Only in Fox-land is a jobs report with 10.2 percent unemployment, and where the gains we made were disproportionately part-time workers good news, but that's what we got from the hosts of Fox & Friends this morning, where they were ecstatic that the numbers were slightly above expectations.
Cohost Pete Hegseth also did his best to lay the blame for creating uncertainty for businesses on governors and the need for lockdowns across the country, rather than Dear Leader for allowing the coronavirus pandemic to get out of control in the first place, because God knows they've always got to have a scapegoat to blame rather than the man who refuses to take responsibility for anything that's gone wrong since he's taken office.
Here's the crew from Trump's favorite morning show breathing a sigh of relief that the markets aren't tanking on the latest unemployment numbers, and implying that governors are enjoying the fact that they've been forced to keep businesses locked down:
Pete: Forecast I believe was 1.6 , so beat expectations up to 1.76 million jobs added. As you mentioned, Brian, not what it was before but when you consider some of the closures, the continued closures, to see jobs being added at that level, sort of the good news and Ainsley the employment rate falling to 10.2.
EARHARDT: Yeah, I can't wait for that vaccine to come out and then everyone can go back to work and we can hopefully get back to normal.
KILMEADE: And the market looks it was mildly happy with that, so they're not upset by that number. It's not the 5. The question is, and this is the question for Trump officials all day, is it the V recovery still in the cards come fall?
HEGSETH: Well, considering the headwinds they're facing from governors and others who want to seek to keep their people locked down and what that does, is it creates uncertainty for businesses which don't know whether to hire, re-hire, to push to reopen fully because are they going to get shutdown again, so we'll continue to watch these numbers. It's good to see them going up.

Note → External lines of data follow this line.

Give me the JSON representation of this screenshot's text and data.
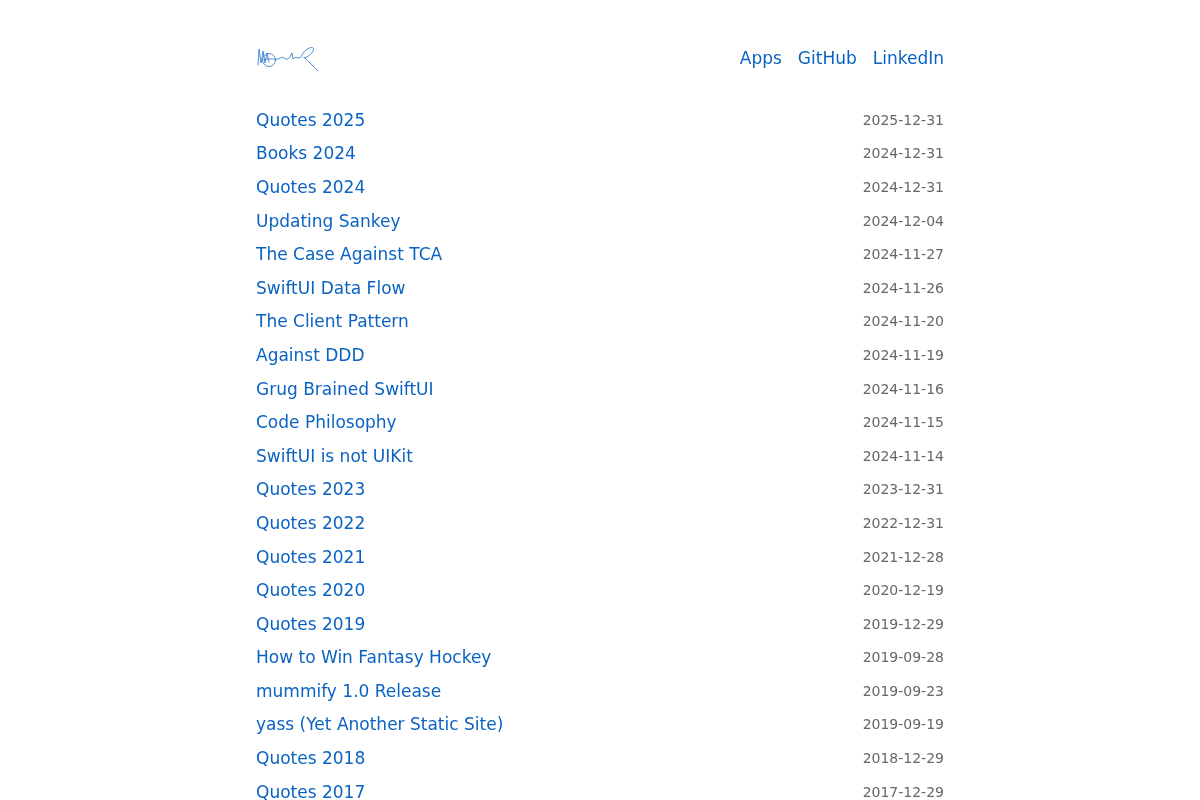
{
  "header": {
    "nav_links": [
      "Apps",
      "GitHub",
      "LinkedIn"
    ]
  },
  "posts": [
    {
      "title": "Quotes 2025",
      "date": "2025-12-31"
    },
    {
      "title": "Books 2024",
      "date": "2024-12-31"
    },
    {
      "title": "Quotes 2024",
      "date": "2024-12-31"
    },
    {
      "title": "Updating Sankey",
      "date": "2024-12-04"
    },
    {
      "title": "The Case Against TCA",
      "date": "2024-11-27"
    },
    {
      "title": "SwiftUI Data Flow",
      "date": "2024-11-26"
    },
    {
      "title": "The Client Pattern",
      "date": "2024-11-20"
    },
    {
      "title": "Against DDD",
      "date": "2024-11-19"
    },
    {
      "title": "Grug Brained SwiftUI",
      "date": "2024-11-16"
    },
    {
      "title": "Code Philosophy",
      "date": "2024-11-15"
    },
    {
      "title": "SwiftUI is not UIKit",
      "date": "2024-11-14"
    },
    {
      "title": "Quotes 2023",
      "date": "2023-12-31"
    },
    {
      "title": "Quotes 2022",
      "date": "2022-12-31"
    },
    {
      "title": "Quotes 2021",
      "date": "2021-12-28"
    },
    {
      "title": "Quotes 2020",
      "date": "2020-12-19"
    },
    {
      "title": "Quotes 2019",
      "date": "2019-12-29"
    },
    {
      "title": "How to Win Fantasy Hockey",
      "date": "2019-09-28"
    },
    {
      "title": "mummify 1.0 Release",
      "date": "2019-09-23"
    },
    {
      "title": "yass (Yet Another Static Site)",
      "date": "2019-09-19"
    },
    {
      "title": "Quotes 2018",
      "date": "2018-12-29"
    },
    {
      "title": "Quotes 2017",
      "date": "2017-12-29"
    }
  ]
}
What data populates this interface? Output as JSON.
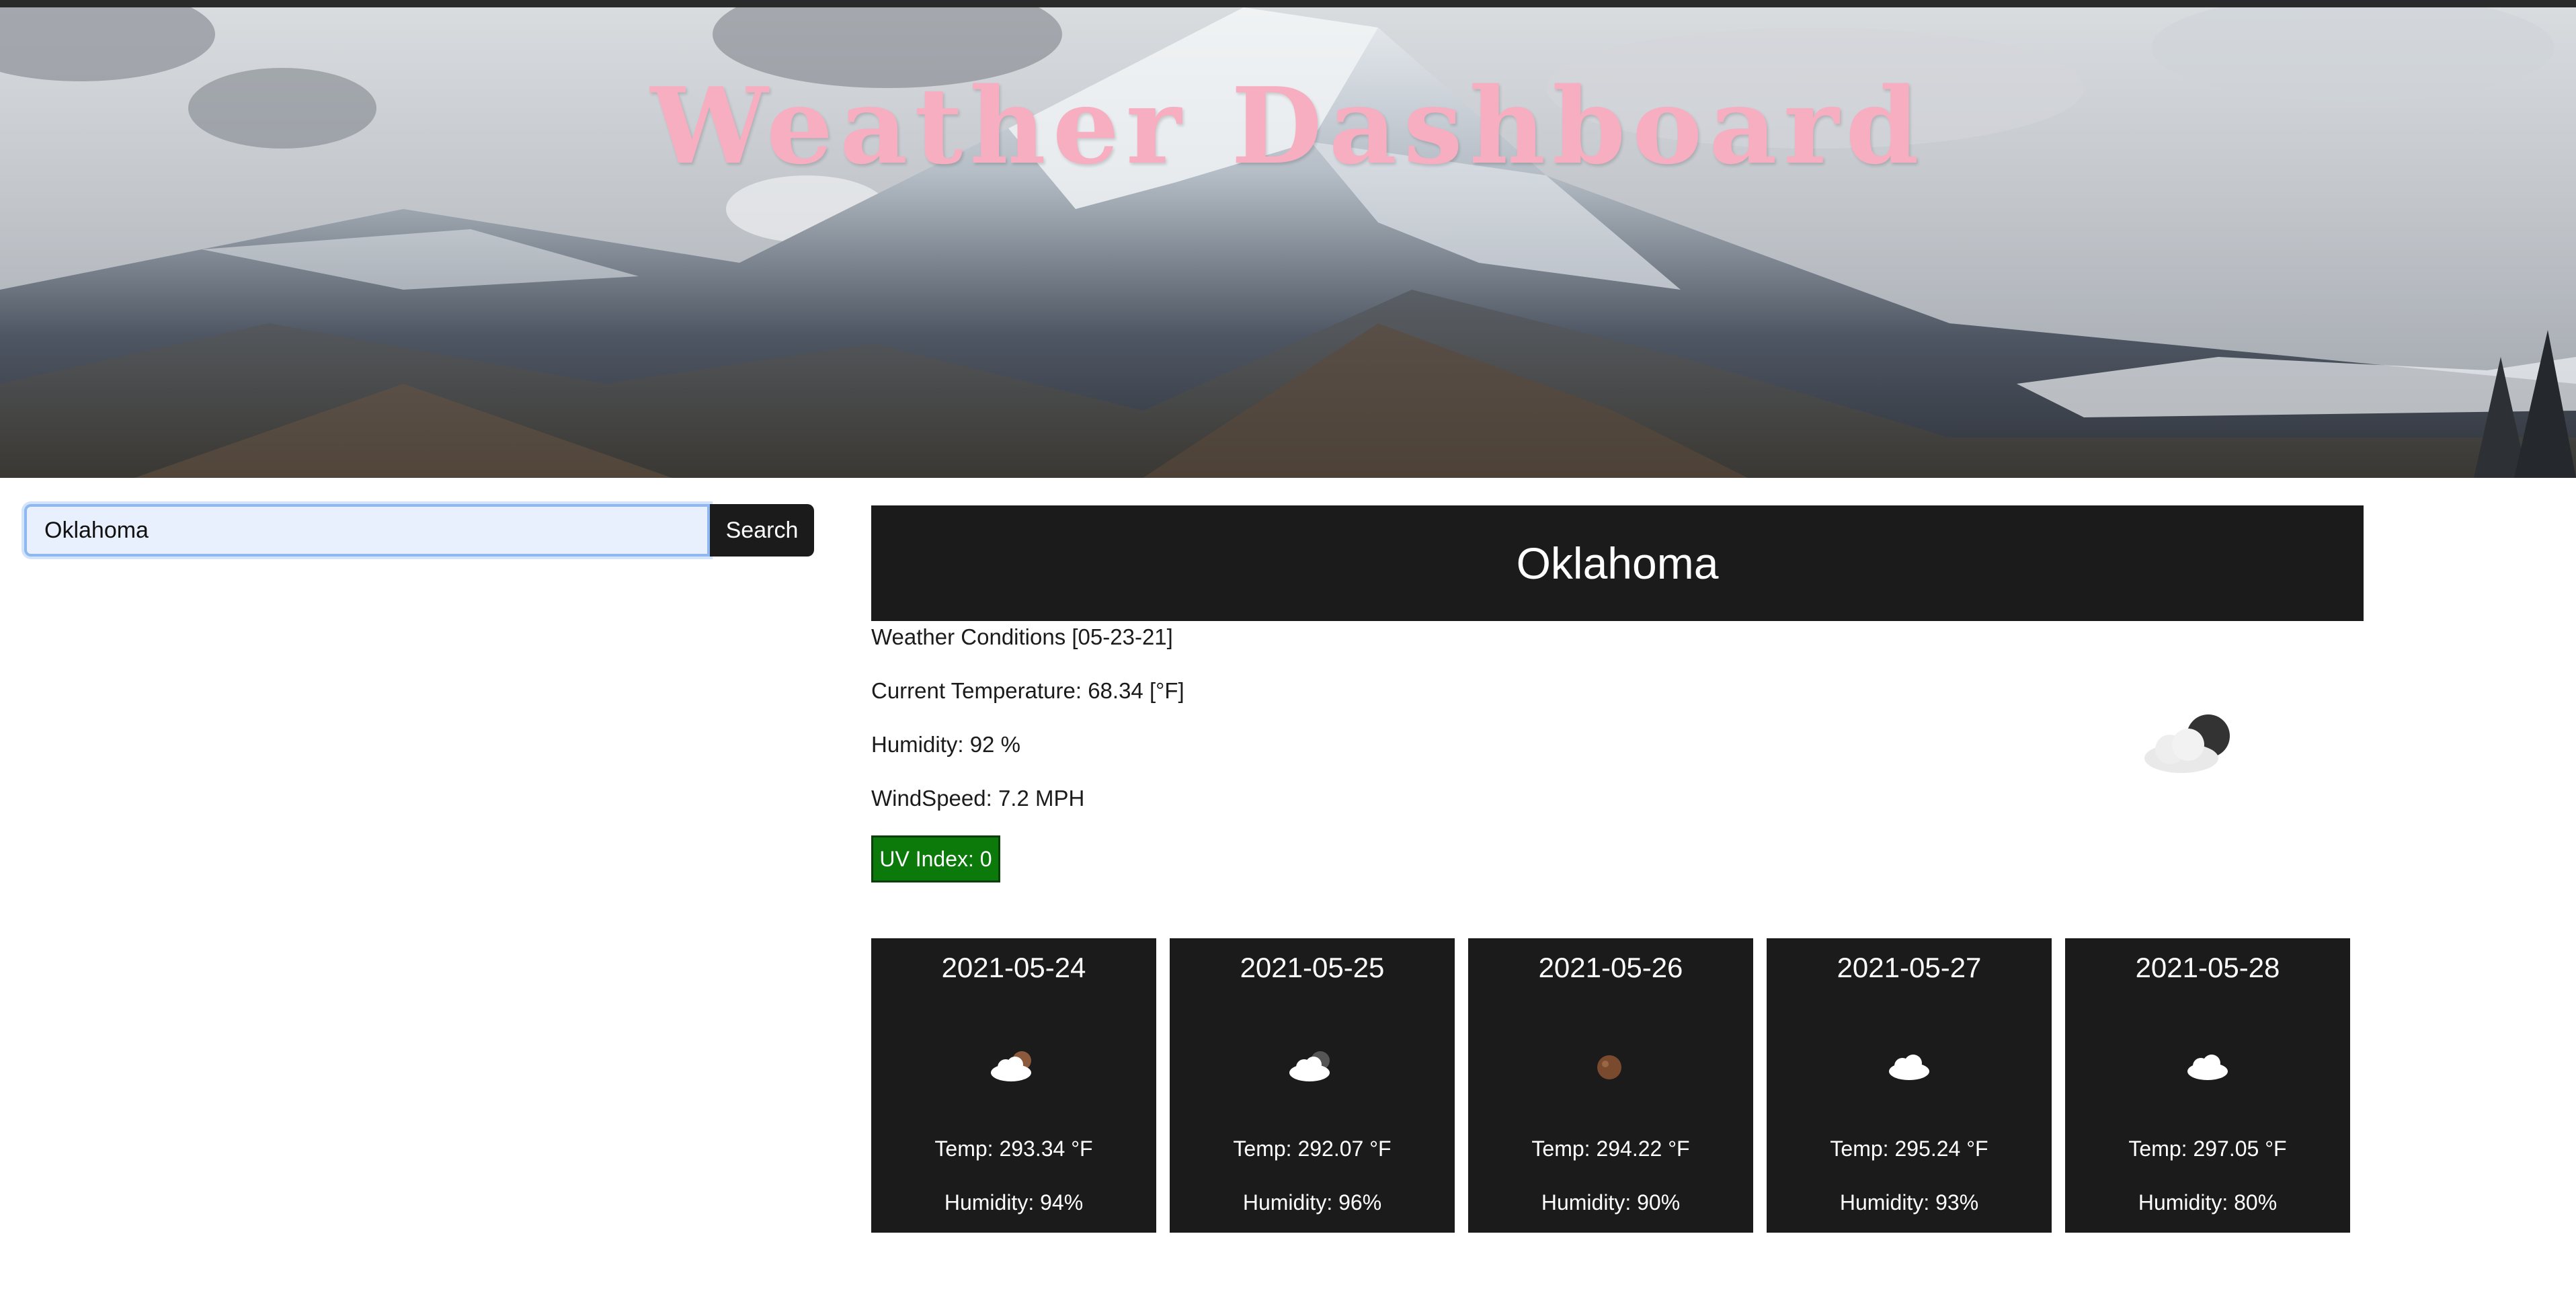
{
  "header": {
    "title": "Weather Dashboard"
  },
  "search": {
    "value": "Oklahoma",
    "button_label": "Search"
  },
  "current": {
    "city": "Oklahoma",
    "conditions": "Weather Conditions [05-23-21]",
    "temperature": "Current Temperature: 68.34 [°F]",
    "humidity": "Humidity: 92 %",
    "wind": "WindSpeed: 7.2 MPH",
    "uv": "UV Index: 0",
    "icon": "cloud-moon-icon",
    "uv_color": "#0b7a0b"
  },
  "forecast": [
    {
      "date": "2021-05-24",
      "icon": "cloud-moon-icon",
      "temp": "Temp: 293.34 °F",
      "humidity": "Humidity: 94%"
    },
    {
      "date": "2021-05-25",
      "icon": "cloud-moon-icon",
      "temp": "Temp: 292.07 °F",
      "humidity": "Humidity: 96%"
    },
    {
      "date": "2021-05-26",
      "icon": "moon-icon",
      "temp": "Temp: 294.22 °F",
      "humidity": "Humidity: 90%"
    },
    {
      "date": "2021-05-27",
      "icon": "cloud-icon",
      "temp": "Temp: 295.24 °F",
      "humidity": "Humidity: 93%"
    },
    {
      "date": "2021-05-28",
      "icon": "cloud-icon",
      "temp": "Temp: 297.05 °F",
      "humidity": "Humidity: 80%"
    }
  ],
  "colors": {
    "title": "#f6aec0",
    "panel": "#1b1b1b",
    "uv_low": "#0b7a0b"
  }
}
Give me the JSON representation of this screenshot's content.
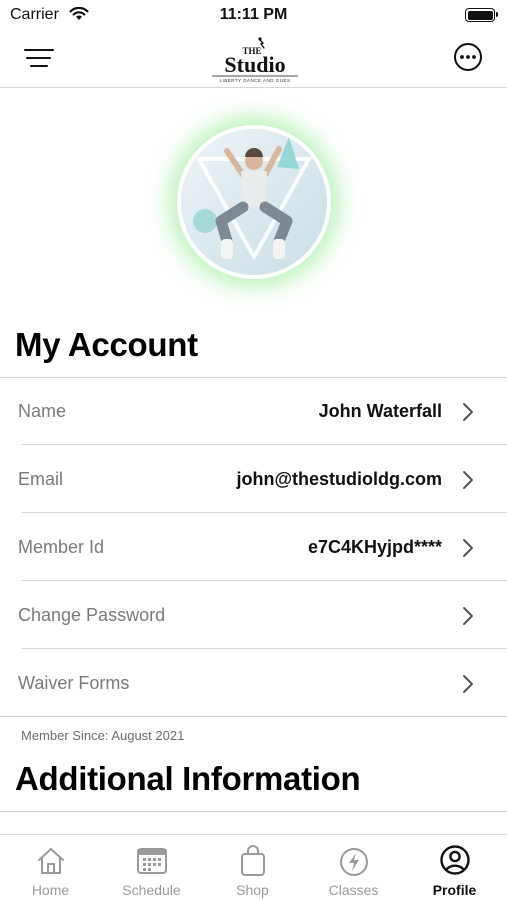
{
  "status_bar": {
    "carrier": "Carrier",
    "time": "11:11 PM"
  },
  "header": {
    "logo_text": "The Studio",
    "logo_tagline": "LIBERTY DANCE AND GUES"
  },
  "account": {
    "title": "My Account",
    "rows": [
      {
        "label": "Name",
        "value": "John Waterfall"
      },
      {
        "label": "Email",
        "value": "john@thestudioldg.com"
      },
      {
        "label": "Member Id",
        "value": "e7C4KHyjpd****"
      },
      {
        "label": "Change Password",
        "value": ""
      },
      {
        "label": "Waiver Forms",
        "value": ""
      }
    ],
    "member_since": "Member Since: August 2021"
  },
  "additional": {
    "title": "Additional Information"
  },
  "tab_bar": {
    "tabs": [
      {
        "label": "Home",
        "icon": "home-icon"
      },
      {
        "label": "Schedule",
        "icon": "calendar-icon"
      },
      {
        "label": "Shop",
        "icon": "shopping-bag-icon"
      },
      {
        "label": "Classes",
        "icon": "lightning-icon"
      },
      {
        "label": "Profile",
        "icon": "profile-icon"
      }
    ],
    "active": "Profile"
  },
  "colors": {
    "avatar_glow": "#82e682",
    "inactive_tab": "#9a9a9a",
    "label_gray": "#7a7a7a"
  }
}
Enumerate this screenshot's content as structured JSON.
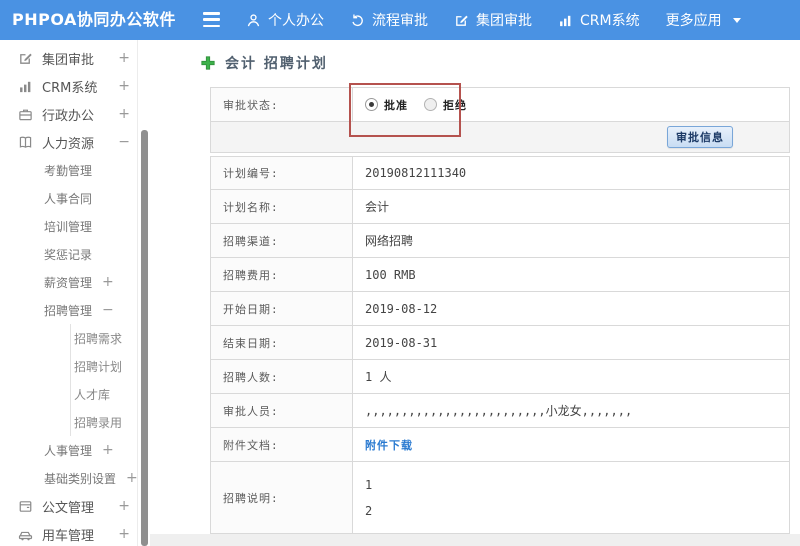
{
  "topbar": {
    "logo": "PHPOA协同办公软件",
    "nav": [
      {
        "label": "个人办公",
        "icon": "user-icon"
      },
      {
        "label": "流程审批",
        "icon": "process-icon"
      },
      {
        "label": "集团审批",
        "icon": "edit-square-icon"
      },
      {
        "label": "CRM系统",
        "icon": "bar-chart-icon"
      },
      {
        "label": "更多应用",
        "icon": "caret-down-icon"
      }
    ]
  },
  "sidebar": {
    "items": [
      {
        "label": "集团审批",
        "level": 1,
        "icon": "edit-square-icon",
        "expander": "+"
      },
      {
        "label": "CRM系统",
        "level": 1,
        "icon": "bar-chart-icon",
        "expander": "+"
      },
      {
        "label": "行政办公",
        "level": 1,
        "icon": "briefcase-icon",
        "expander": "+"
      },
      {
        "label": "人力资源",
        "level": 1,
        "icon": "book-icon",
        "expander": "−"
      },
      {
        "label": "考勤管理",
        "level": 2
      },
      {
        "label": "人事合同",
        "level": 2
      },
      {
        "label": "培训管理",
        "level": 2
      },
      {
        "label": "奖惩记录",
        "level": 2
      },
      {
        "label": "薪资管理",
        "level": 2,
        "expander": "+"
      },
      {
        "label": "招聘管理",
        "level": 2,
        "expander": "−"
      },
      {
        "label": "招聘需求",
        "level": 3
      },
      {
        "label": "招聘计划",
        "level": 3
      },
      {
        "label": "人才库",
        "level": 3
      },
      {
        "label": "招聘录用",
        "level": 3
      },
      {
        "label": "人事管理",
        "level": 2,
        "expander": "+"
      },
      {
        "label": "基础类别设置",
        "level": 2,
        "expander": "+"
      },
      {
        "label": "公文管理",
        "level": 1,
        "icon": "document-icon",
        "expander": "+"
      },
      {
        "label": "用车管理",
        "level": 1,
        "icon": "car-icon",
        "expander": "+"
      }
    ]
  },
  "main": {
    "title": "会计 招聘计划",
    "title_icon": "add-icon",
    "approval": {
      "status_label": "审批状态:",
      "options": [
        {
          "label": "批准",
          "checked": true
        },
        {
          "label": "拒绝",
          "checked": false
        }
      ],
      "info_button": "审批信息"
    },
    "fields": [
      {
        "label": "计划编号:",
        "value": "20190812111340"
      },
      {
        "label": "计划名称:",
        "value": "会计"
      },
      {
        "label": "招聘渠道:",
        "value": "网络招聘"
      },
      {
        "label": "招聘费用:",
        "value": "100 RMB"
      },
      {
        "label": "开始日期:",
        "value": "2019-08-12"
      },
      {
        "label": "结束日期:",
        "value": "2019-08-31"
      },
      {
        "label": "招聘人数:",
        "value": "1 人"
      },
      {
        "label": "审批人员:",
        "value": ",,,,,,,,,,,,,,,,,,,,,,,,,小龙女,,,,,,,"
      },
      {
        "label": "附件文档:",
        "value": "附件下载",
        "type": "link"
      },
      {
        "label": "招聘说明:",
        "type": "multiline",
        "lines": [
          "1",
          "2"
        ]
      }
    ]
  },
  "colors": {
    "topbar": "#4a92e3",
    "highlight_box": "#b5524e",
    "link": "#2a7ad0",
    "add_icon_green": "#3db14a",
    "button_border": "#79a6d8",
    "button_text": "#1c3a66"
  }
}
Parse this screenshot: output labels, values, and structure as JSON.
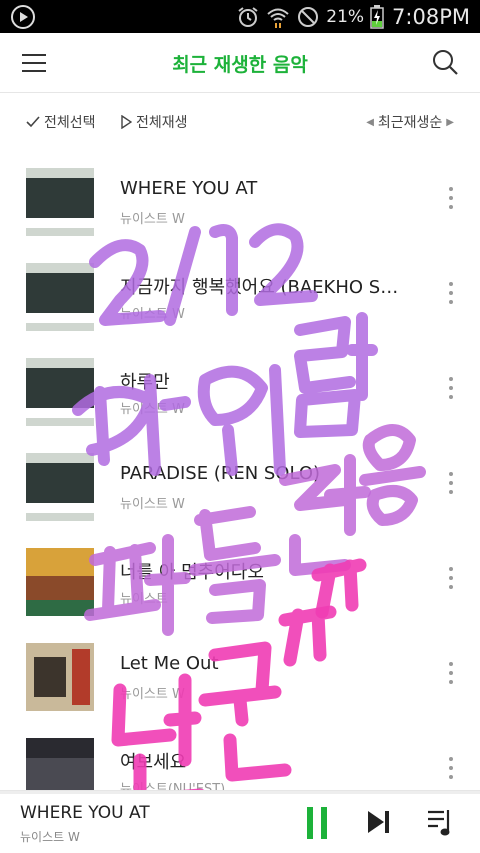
{
  "status_bar": {
    "battery_percent": "21%",
    "time": "7:08PM",
    "icons": [
      "play-circle-icon",
      "alarm-icon",
      "wifi-icon",
      "no-sim-icon",
      "battery-charging-icon"
    ]
  },
  "header": {
    "title": "최근 재생한 음악",
    "menu_icon": "hamburger-icon",
    "search_icon": "search-icon",
    "accent_color": "#1db23a"
  },
  "toolbar": {
    "select_all": "전체선택",
    "play_all": "전체재생",
    "sort": "최근재생순"
  },
  "songs": [
    {
      "title": "WHERE YOU AT",
      "artist": "뉴이스트 W"
    },
    {
      "title": "지금까지 행복했어요 (BAEKHO S…",
      "artist": "뉴이스트 W"
    },
    {
      "title": "하루만",
      "artist": "뉴이스트 W"
    },
    {
      "title": "PARADISE (REN SOLO)",
      "artist": "뉴이스트 W"
    },
    {
      "title": "너를 아 멈추어다오",
      "artist": "뉴이스트"
    },
    {
      "title": "Let Me Out",
      "artist": "뉴이스트 W"
    },
    {
      "title": "여보세요",
      "artist": "뉴이스트(NU'EST)"
    }
  ],
  "now_playing": {
    "title": "WHERE YOU AT",
    "artist": "뉴이스트 W",
    "progress": 0.0
  },
  "overlay_handwriting": [
    "2/12",
    "해외랩",
    "패통전용",
    "단콘ㅠㅠ"
  ]
}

EARHARDT: The whole country is in that mode. (crosstalk)
HEGSETH: Exactly it's hard to grow like this. (crosstalk)
EARHARDT: What does our future look like? We don't know.
KILMEADE: But hospitality being destroyed. You can't get the airline business off its back because they've been down for obvious reasons. No one is traveling. There's all these quarantines from state to state so you can't even say I'm going to keep it domestic. Those are issues. If you have a restaurant don't tell me you're doing well, and a comedy club or an entertainment venue, you are not in business.